Containing an estimated 80 billion barrels of oil and 20 trillion cubic feet (tcf) of gas, the latter dwarfs Bahrain’s current proven gas reserves of around 3 tcf.

New discoveries of gas reservoirs

That gas comes from the onshore Bahrain Field and it was there too, in November 2022, that two new gas discoveries were also announced. 

These are the Al-Jawf and Al-Joubah gas reservoirs, which lie beneath the producing Al-Khuf and Al-Onaiza fields.

Evaluation of these new discoveries is ongoing, as is evaluation of Khalej Al-Bahrain. The latter is a particularly complex formation and the likely cost of extraction is a particular headache. 

The authorities have announced few further details about the find since 2018.

But in May 2022 Bahraini oil minister Sheikh Mohammed bin Khalifa Al Khalifa told S&P Global that as oil prices had recovered, post-Covid, the field had a “much better chance” of being developed than it had in 2020, when prices had tumbled.  

Nonetheless, that price volatility has been particularly troublesome for Bahrain. 

While hydrocarbons account for only around 18 percent of the kingdom’s GDP, they account for around 75 percent of all government revenue. 

Bahrain oil gasReuters
Bahrain minister of oil and gas Mohammed bin Khalifa bin Ahmed Al Khalifa is working to reorganise the state’s role in the energy sector

Bahrain has been struggling with high public debts for some years now.

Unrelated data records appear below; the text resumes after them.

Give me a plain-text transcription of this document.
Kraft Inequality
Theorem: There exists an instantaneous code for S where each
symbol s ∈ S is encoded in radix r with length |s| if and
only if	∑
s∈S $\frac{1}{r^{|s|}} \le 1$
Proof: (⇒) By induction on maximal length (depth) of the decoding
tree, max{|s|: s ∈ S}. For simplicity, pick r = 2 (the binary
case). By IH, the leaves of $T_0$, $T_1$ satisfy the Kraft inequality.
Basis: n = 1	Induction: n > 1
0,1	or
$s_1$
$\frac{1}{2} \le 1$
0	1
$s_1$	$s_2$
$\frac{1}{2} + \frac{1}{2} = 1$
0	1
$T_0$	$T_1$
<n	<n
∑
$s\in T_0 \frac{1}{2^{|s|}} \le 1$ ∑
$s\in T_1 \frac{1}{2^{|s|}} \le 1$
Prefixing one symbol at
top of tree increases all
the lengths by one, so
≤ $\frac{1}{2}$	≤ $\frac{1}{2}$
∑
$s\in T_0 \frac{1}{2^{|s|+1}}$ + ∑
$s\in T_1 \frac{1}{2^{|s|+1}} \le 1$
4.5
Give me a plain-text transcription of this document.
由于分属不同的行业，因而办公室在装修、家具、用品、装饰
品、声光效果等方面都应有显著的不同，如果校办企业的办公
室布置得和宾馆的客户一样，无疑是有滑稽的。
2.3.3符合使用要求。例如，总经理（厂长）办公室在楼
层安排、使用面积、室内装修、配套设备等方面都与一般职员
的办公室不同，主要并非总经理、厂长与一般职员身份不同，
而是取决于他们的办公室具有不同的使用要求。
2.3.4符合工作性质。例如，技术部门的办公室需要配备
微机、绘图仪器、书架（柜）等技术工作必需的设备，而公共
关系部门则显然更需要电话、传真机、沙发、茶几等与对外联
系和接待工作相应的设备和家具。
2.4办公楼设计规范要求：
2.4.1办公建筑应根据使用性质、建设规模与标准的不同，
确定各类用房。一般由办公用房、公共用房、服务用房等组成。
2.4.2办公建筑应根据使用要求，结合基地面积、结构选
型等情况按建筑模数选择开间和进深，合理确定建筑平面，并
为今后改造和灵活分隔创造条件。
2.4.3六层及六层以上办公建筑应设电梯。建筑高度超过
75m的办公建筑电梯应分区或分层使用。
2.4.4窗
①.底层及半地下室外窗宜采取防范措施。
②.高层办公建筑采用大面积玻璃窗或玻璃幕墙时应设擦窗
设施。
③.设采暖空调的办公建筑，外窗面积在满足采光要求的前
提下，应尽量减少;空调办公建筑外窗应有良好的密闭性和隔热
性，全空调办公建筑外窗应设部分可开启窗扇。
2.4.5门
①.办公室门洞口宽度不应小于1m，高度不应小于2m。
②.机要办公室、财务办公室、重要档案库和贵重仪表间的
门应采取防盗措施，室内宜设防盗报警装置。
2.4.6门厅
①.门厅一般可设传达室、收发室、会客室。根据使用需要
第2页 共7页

The government’s debt-to-GDP ratio is forecast to hit 124 percent in 2024, while the general government budget deficit is set to be 4.1 percent of GDP in 2023 – up from 3.6 percent in 2022 – according to Fitch.

Moves to reorganise the state’s role in the energy sector therefore come within a context of overstretch.

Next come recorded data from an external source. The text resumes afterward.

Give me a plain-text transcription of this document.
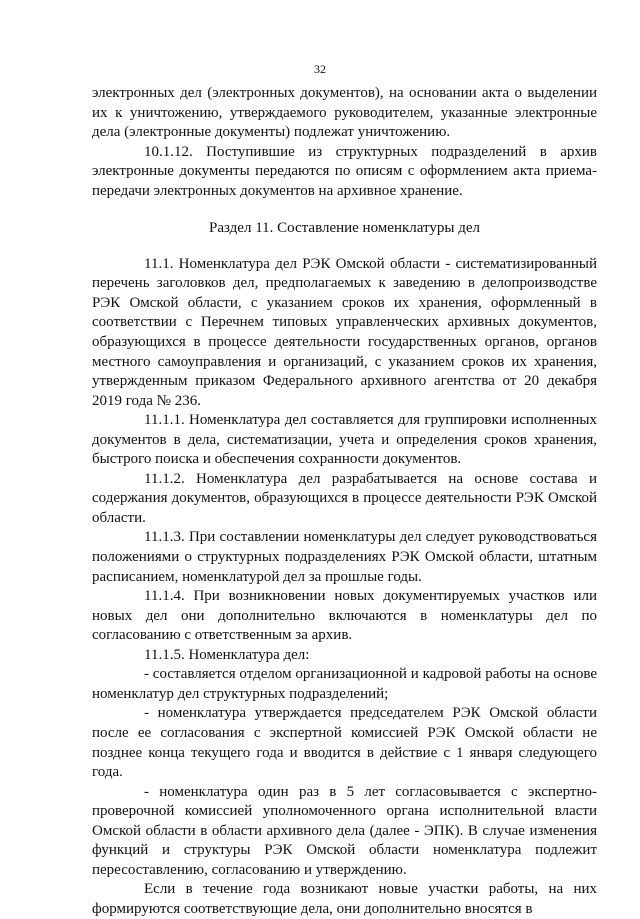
32

электронных дел (электронных документов), на основании акта о выделении их к уничтожению, утверждаемого руководителем, указанные электронные дела (электронные документы) подлежат уничтожению.

10.1.12. Поступившие из структурных подразделений в архив электронные документы передаются по описям с оформлением акта приема-передачи электронных документов на архивное хранение.

Раздел 11. Составление номенклатуры дел

11.1. Номенклатура дел РЭК Омской области - систематизированный перечень заголовков дел, предполагаемых к заведению в делопроизводстве РЭК Омской области, с указанием сроков их хранения, оформленный в соответствии с Перечнем типовых управленческих архивных документов, образующихся в процессе деятельности государственных органов, органов местного самоуправления и организаций, с указанием сроков их хранения, утвержденным приказом Федерального архивного агентства от 20 декабря 2019 года № 236.

11.1.1. Номенклатура дел составляется для группировки исполненных документов в дела, систематизации, учета и определения сроков хранения, быстрого поиска и обеспечения сохранности документов.

11.1.2. Номенклатура дел разрабатывается на основе состава и содержания документов, образующихся в процессе деятельности РЭК Омской области.

11.1.3. При составлении номенклатуры дел следует руководствоваться положениями о структурных подразделениях РЭК Омской области, штатным расписанием, номенклатурой дел за прошлые годы.

11.1.4. При возникновении новых документируемых участков или новых дел они дополнительно включаются в номенклатуры дел по согласованию с ответственным за архив.

11.1.5. Номенклатура дел:

- составляется отделом организационной и кадровой работы на основе номенклатур дел структурных подразделений;

- номенклатура утверждается председателем РЭК Омской области после ее согласования с экспертной комиссией РЭК Омской области не позднее конца текущего года и вводится в действие с 1 января следующего года.

- номенклатура один раз в 5 лет согласовывается с экспертно-проверочной комиссией уполномоченного органа исполнительной власти Омской области в области архивного дела (далее - ЭПК). В случае изменения функций и структуры РЭК Омской области номенклатура подлежит пересоставлению, согласованию и утверждению.

Если в течение года возникают новые участки работы, на них формируются соответствующие дела, они дополнительно вносятся в
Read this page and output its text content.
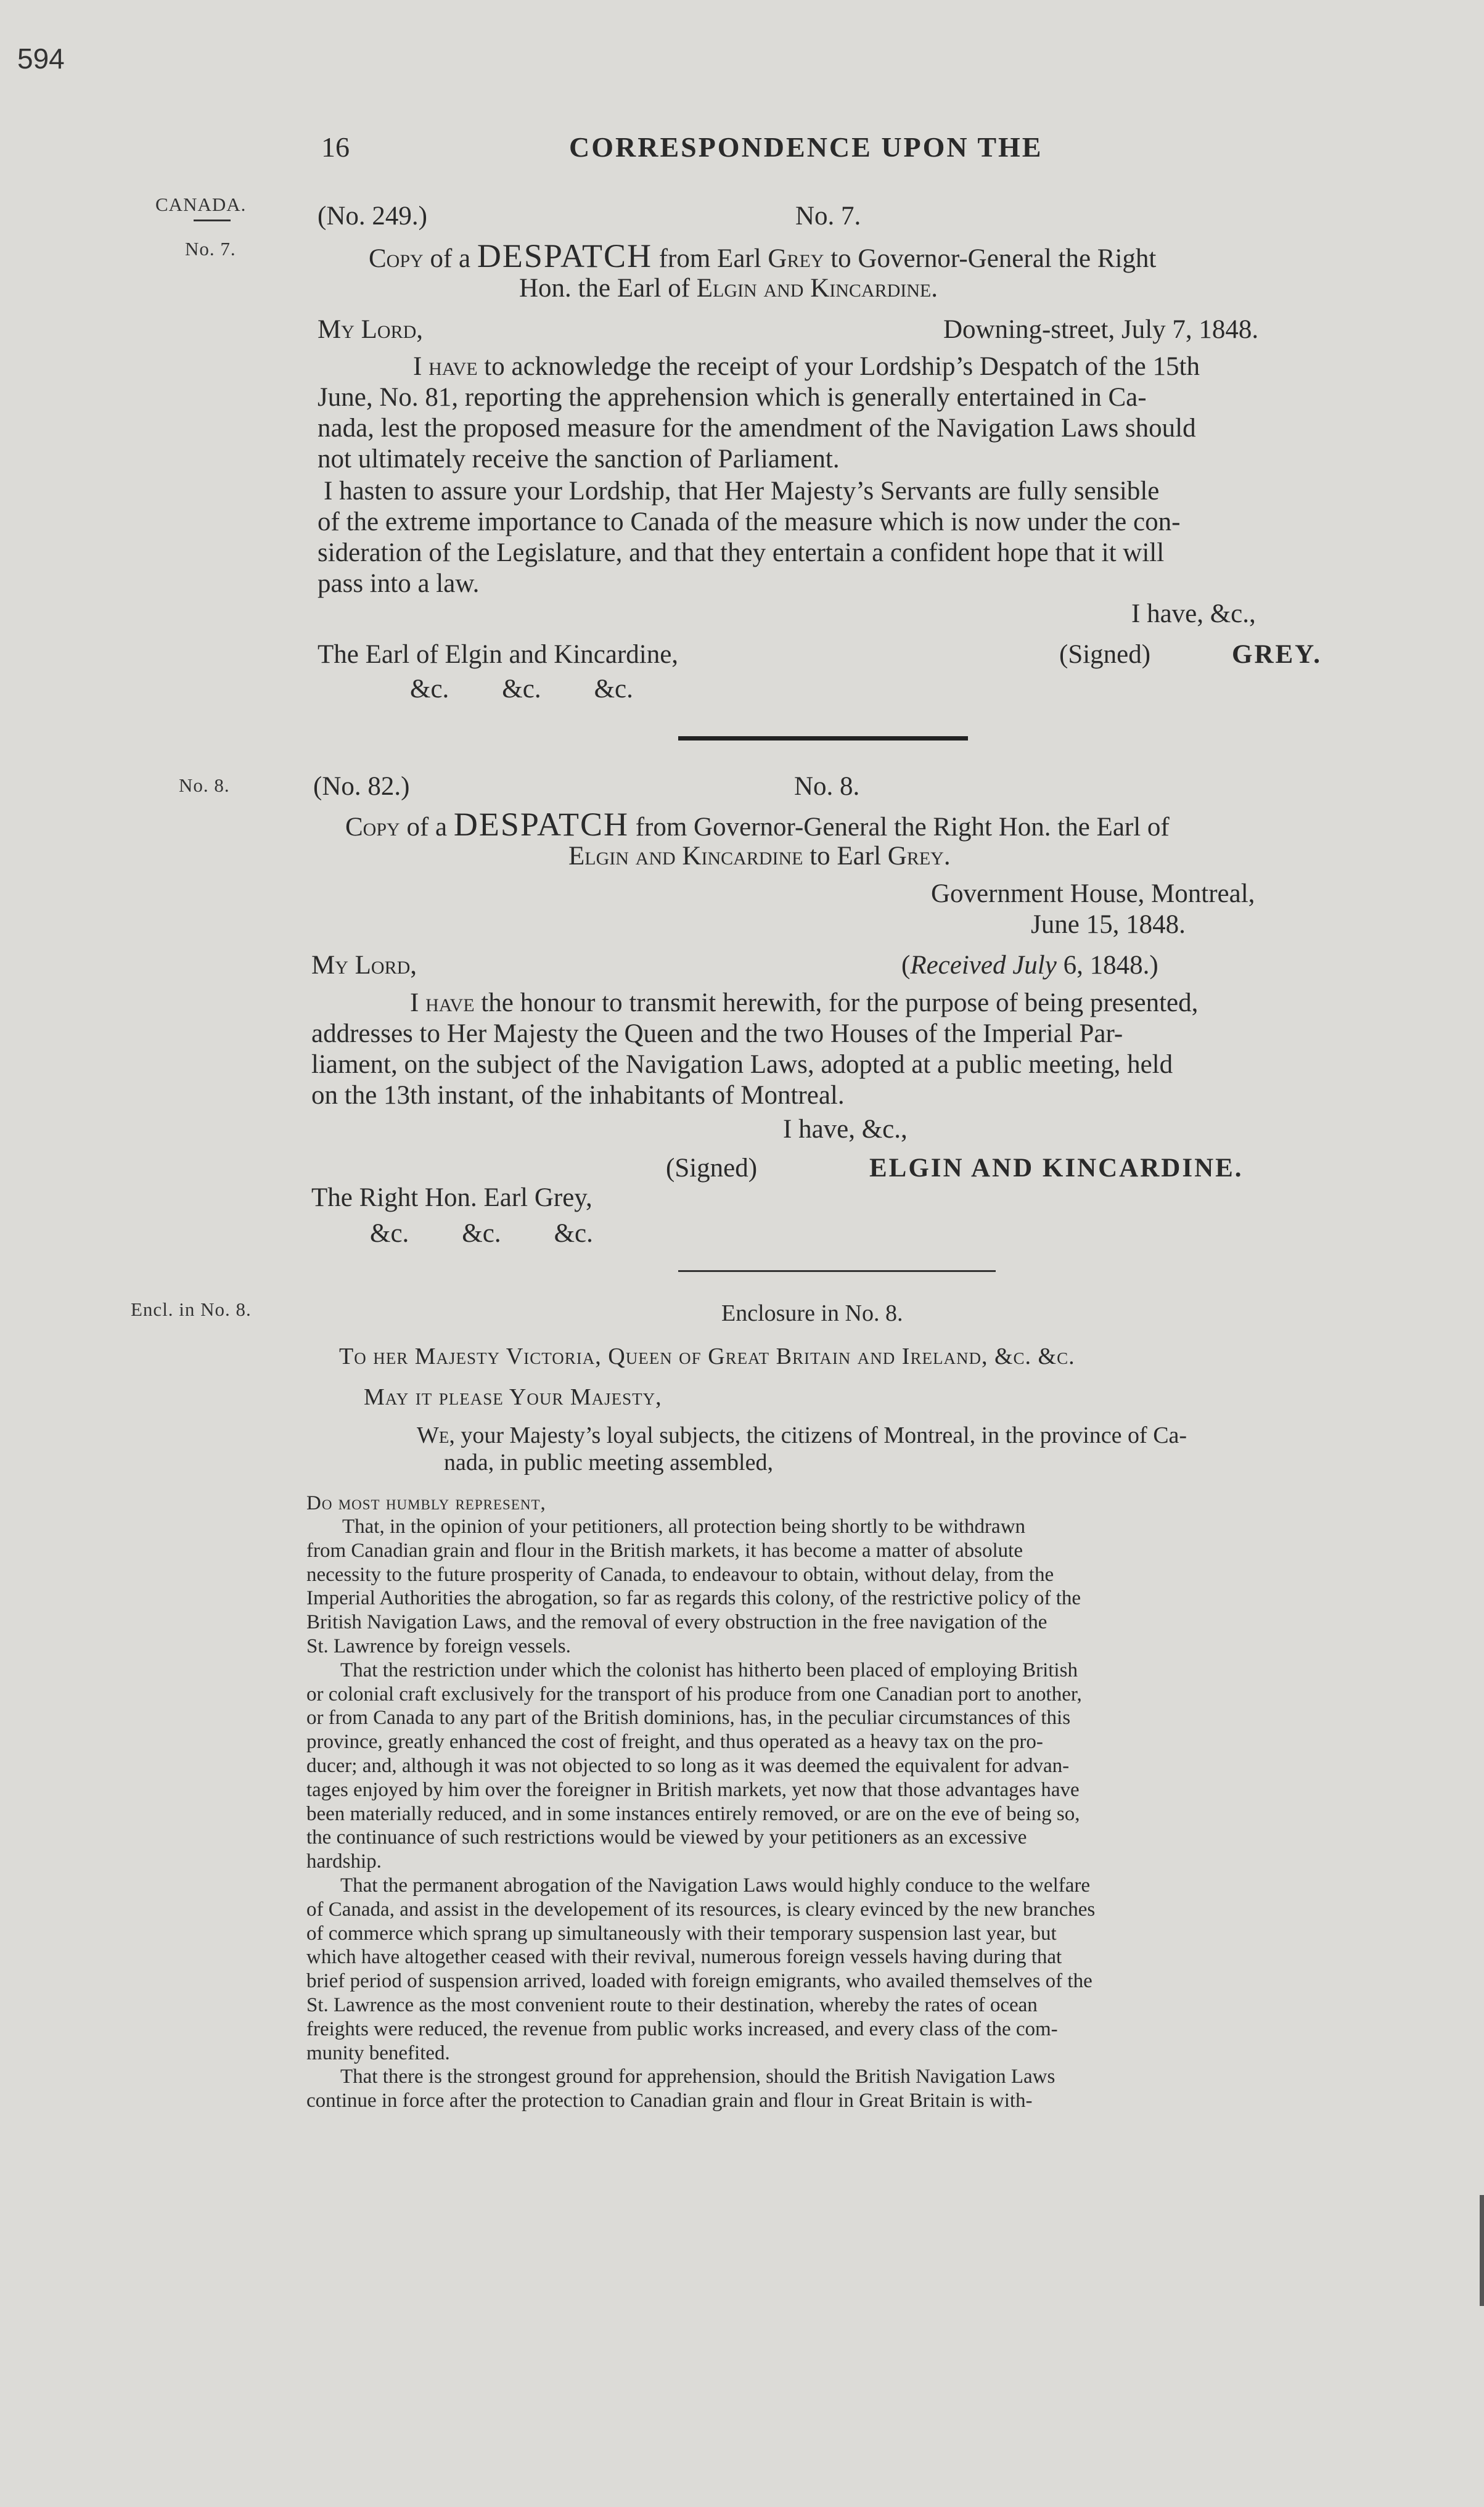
594
16	CORRESPONDENCE UPON THE
CANADA.
No. 7.
No. 8.
Encl. in No. 8.
(No. 249.)	No. 7.
Copy of a DESPATCH from Earl Grey to Governor-General the Right
Hon. the Earl of Elgin and Kincardine.
My Lord,	Downing-street, July 7, 1848.
I have to acknowledge the receipt of your Lordship’s Despatch of the 15th
June, No. 81, reporting the apprehension which is generally entertained in Ca-
nada, lest the proposed measure for the amendment of the Navigation Laws should
not ultimately receive the sanction of Parliament.
I hasten to assure your Lordship, that Her Majesty’s Servants are fully sensible
of the extreme importance to Canada of the measure which is now under the con-
sideration of the Legislature, and that they entertain a confident hope that it will
pass into a law.
I have, &c.,
The Earl of Elgin and Kincardine,	(Signed)	GREY.
&c.        &c.        &c.
(No. 82.)	No. 8.
Copy of a DESPATCH from Governor-General the Right Hon. the Earl of
Elgin and Kincardine to Earl Grey.
Government House, Montreal,
June 15, 1848.
My Lord,	(Received July 6, 1848.)
I have the honour to transmit herewith, for the purpose of being presented,
addresses to Her Majesty the Queen and the two Houses of the Imperial Par-
liament, on the subject of the Navigation Laws, adopted at a public meeting, held
on the 13th instant, of the inhabitants of Montreal.
I have, &c.,
(Signed)	ELGIN AND KINCARDINE.
The Right Hon. Earl Grey,
&c.        &c.        &c.
Enclosure in No. 8.
To her Majesty Victoria, Queen of Great Britain and Ireland, &c. &c.
May it please Your Majesty,
We, your Majesty’s loyal subjects, the citizens of Montreal, in the province of Ca-
nada, in public meeting assembled,
Do most humbly represent,
That, in the opinion of your petitioners, all protection being shortly to be withdrawn
from Canadian grain and flour in the British markets, it has become a matter of absolute
necessity to the future prosperity of Canada, to endeavour to obtain, without delay, from the
Imperial Authorities the abrogation, so far as regards this colony, of the restrictive policy of the
British Navigation Laws, and the removal of every obstruction in the free navigation of the
St. Lawrence by foreign vessels.
That the restriction under which the colonist has hitherto been placed of employing British
or colonial craft exclusively for the transport of his produce from one Canadian port to another,
or from Canada to any part of the British dominions, has, in the peculiar circumstances of this
province, greatly enhanced the cost of freight, and thus operated as a heavy tax on the pro-
ducer; and, although it was not objected to so long as it was deemed the equivalent for advan-
tages enjoyed by him over the foreigner in British markets, yet now that those advantages have
been materially reduced, and in some instances entirely removed, or are on the eve of being so,
the continuance of such restrictions would be viewed by your petitioners as an excessive
hardship.
That the permanent abrogation of the Navigation Laws would highly conduce to the welfare
of Canada, and assist in the developement of its resources, is cleary evinced by the new branches
of commerce which sprang up simultaneously with their temporary suspension last year, but
which have altogether ceased with their revival, numerous foreign vessels having during that
brief period of suspension arrived, loaded with foreign emigrants, who availed themselves of the
St. Lawrence as the most convenient route to their destination, whereby the rates of ocean
freights were reduced, the revenue from public works increased, and every class of the com-
munity benefited.
That there is the strongest ground for apprehension, should the British Navigation Laws
continue in force after the protection to Canadian grain and flour in Great Britain is with-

While these changes have been under way for some time, they accelerated in 2021 when the previous oil and gas holding entity, Noga, was abolished and its functions taken over by the oil ministry. 

Bapco Energies is now the result, with the emphasis on the core business of energy.

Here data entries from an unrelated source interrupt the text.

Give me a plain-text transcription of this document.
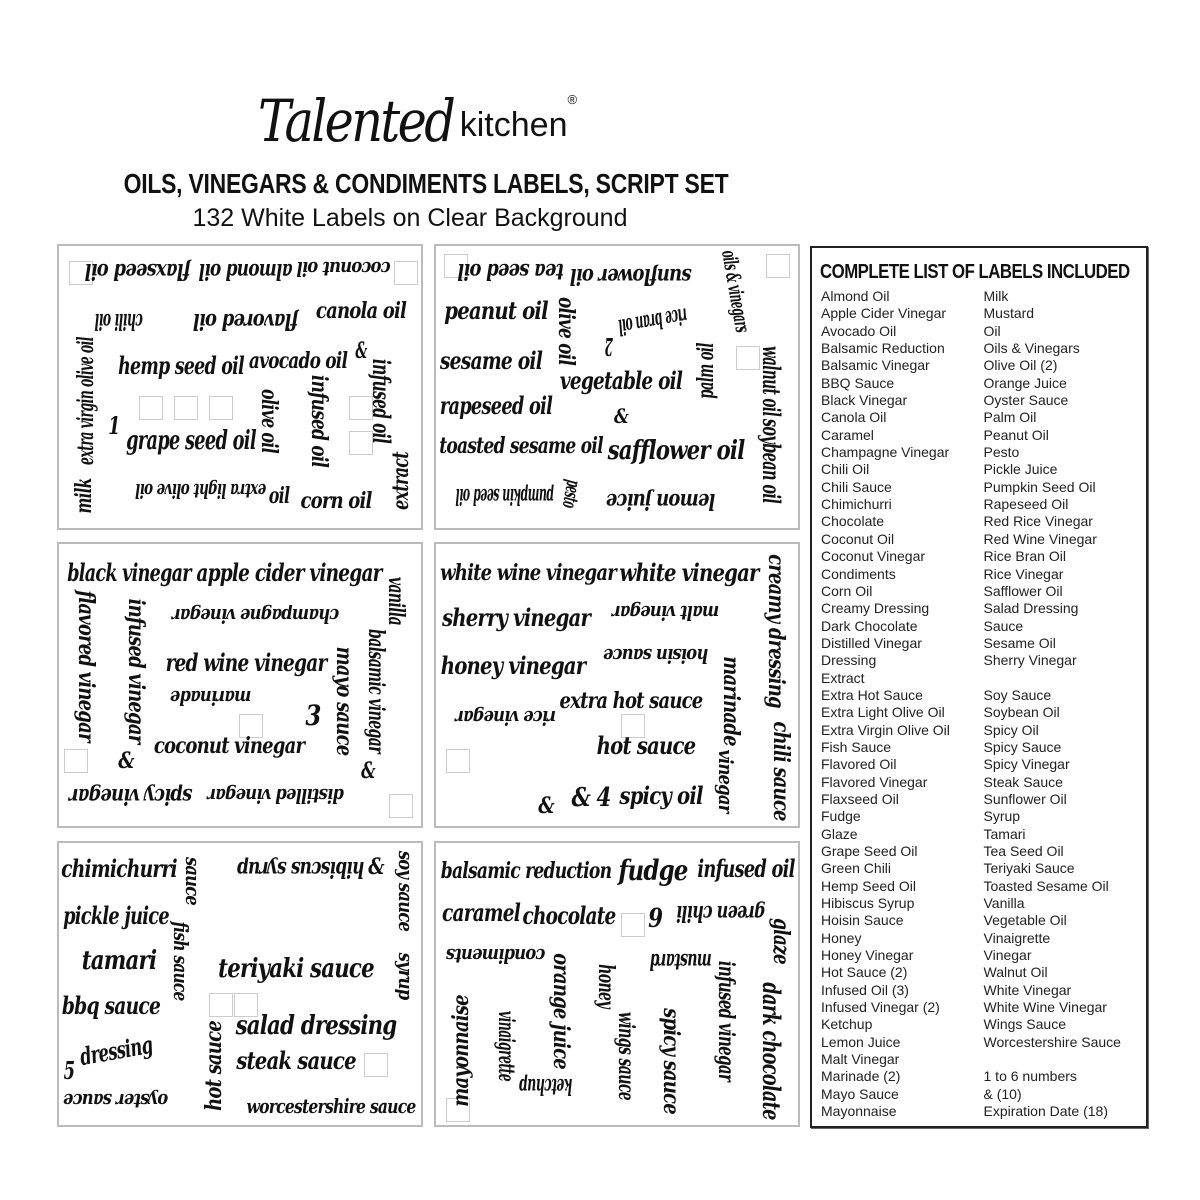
Talented kitchen
®
OILS, VINEGARS & CONDIMENTS LABELS, SCRIPT SET
132 White Labels on Clear Background
flaxseed oil almond oil coconut oil
chili oil flavored oil canola oil
hemp seed oil avocado oil &
extra virgin olive oil 1
grape seed oil olive oil infused oil infused oil
milk extra light olive oil oil corn oil extract
tea seed oil sunflower oil oils & vinegars
peanut oil olive oil rice bran oil
2	walnut oil
sesame oil
vegetable oil palm oil
rapeseed oil	&
toasted sesame oil safflower oil soybean oil
pumpkin seed oil pesto lemon juice
black vinegar apple cider vinegar
vanilla
flavored vinegar infused vinegar champagne vinegar
red wine vinegar balsamic vinegar
marinade
3 mayo sauce
coconut vinegar
&	&
distilled vinegar
spicy vinegar
white wine vinegar white vinegar creamy dressing
sherry vinegar malt vinegar
honey vinegar hoisin sauce
marinade
extra hot sauce
rice vinegar
hot sauce	chili sauce
vinegar
& 4 spicy oil
&
chimichurri	hibiscus syrup & soy sauce
sauce
pickle juice
fish sauce
tamari teriyaki sauce syrup
bbq sauce
salad dressing
5 dressing hot sauce steak sauce
oyster sauce	worcestershire sauce
balsamic reduction fudge infused oil
caramel chocolate 6 green chili
glaze
condiments	mustard
mayonnaise vinaigrette orange juice honey
ketchup wings sauce spicy sauce infused vinegar dark chocolate
COMPLETE LIST OF LABELS INCLUDED
Almond Oil
Apple Cider Vinegar
Avocado Oil
Balsamic Reduction
Balsamic Vinegar
BBQ Sauce
Black Vinegar
Canola Oil
Caramel
Champagne Vinegar
Chili Oil
Chili Sauce
Chimichurri
Chocolate
Coconut Oil
Coconut Vinegar
Condiments
Corn Oil
Creamy Dressing
Dark Chocolate
Distilled Vinegar
Dressing
Extract
Extra Hot Sauce
Extra Light Olive Oil
Extra Virgin Olive Oil
Fish Sauce
Flavored Oil
Flavored Vinegar
Flaxseed Oil
Fudge
Glaze
Grape Seed Oil
Green Chili
Hemp Seed Oil
Hibiscus Syrup
Hoisin Sauce
Honey
Honey Vinegar
Hot Sauce (2)
Infused Oil (3)
Infused Vinegar (2)
Ketchup
Lemon Juice
Malt Vinegar
Marinade (2)
Mayo Sauce
Mayonnaise
Milk
Mustard
Oil
Oils & Vinegars
Olive Oil (2)
Orange Juice
Oyster Sauce
Palm Oil
Peanut Oil
Pesto
Pickle Juice
Pumpkin Seed Oil
Rapeseed Oil
Red Rice Vinegar
Red Wine Vinegar
Rice Bran Oil
Rice Vinegar
Safflower Oil
Salad Dressing
Sauce
Sesame Oil
Sherry Vinegar

Soy Sauce
Soybean Oil
Spicy Oil
Spicy Sauce
Spicy Vinegar
Steak Sauce
Sunflower Oil
Syrup
Tamari
Tea Seed Oil
Teriyaki Sauce
Toasted Sesame Oil
Vanilla
Vegetable Oil
Vinaigrette
Vinegar
Walnut Oil
White Vinegar
White Wine Vinegar
Wings Sauce
Worcestershire Sauce

1 to 6 numbers
& (10)
Expiration Date (18)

The government has announced a three-year transitional period, with the existing assets to be redistributed into seven businesses – three of them new.  

“The Bahraini authorities want to ensure they aren’t running large budget deficits,” James Swanston, Middle East analyst for Capital Economics, told AGBI.

“Reorganising, boosting efficiencies and transparency while eliminating bureaucracy is therefore definitely a major side of this reorganisation.”

The reorganisation also enables a refocusing on the energy transition.

The three new entities to be created focus on trading and investing in new technologies, renewables, carbon capture and storage. 

Fitch director Nilay Akyildiz pointed to Bahrain’s high dependency on exports of refined oil products.

“They want to go to a low-carbon future to adapt to the needs of climate change,” Akyildiz said. 

“So pulling all the energy producing companies under one umbrella gives better control and helps compliance with a new energy strategy, to diversify energy sources.

“The consolidation of the energy-producing companies will help to transform the company from a fossil fuels-based company into an energy company, promoting the energy mix.”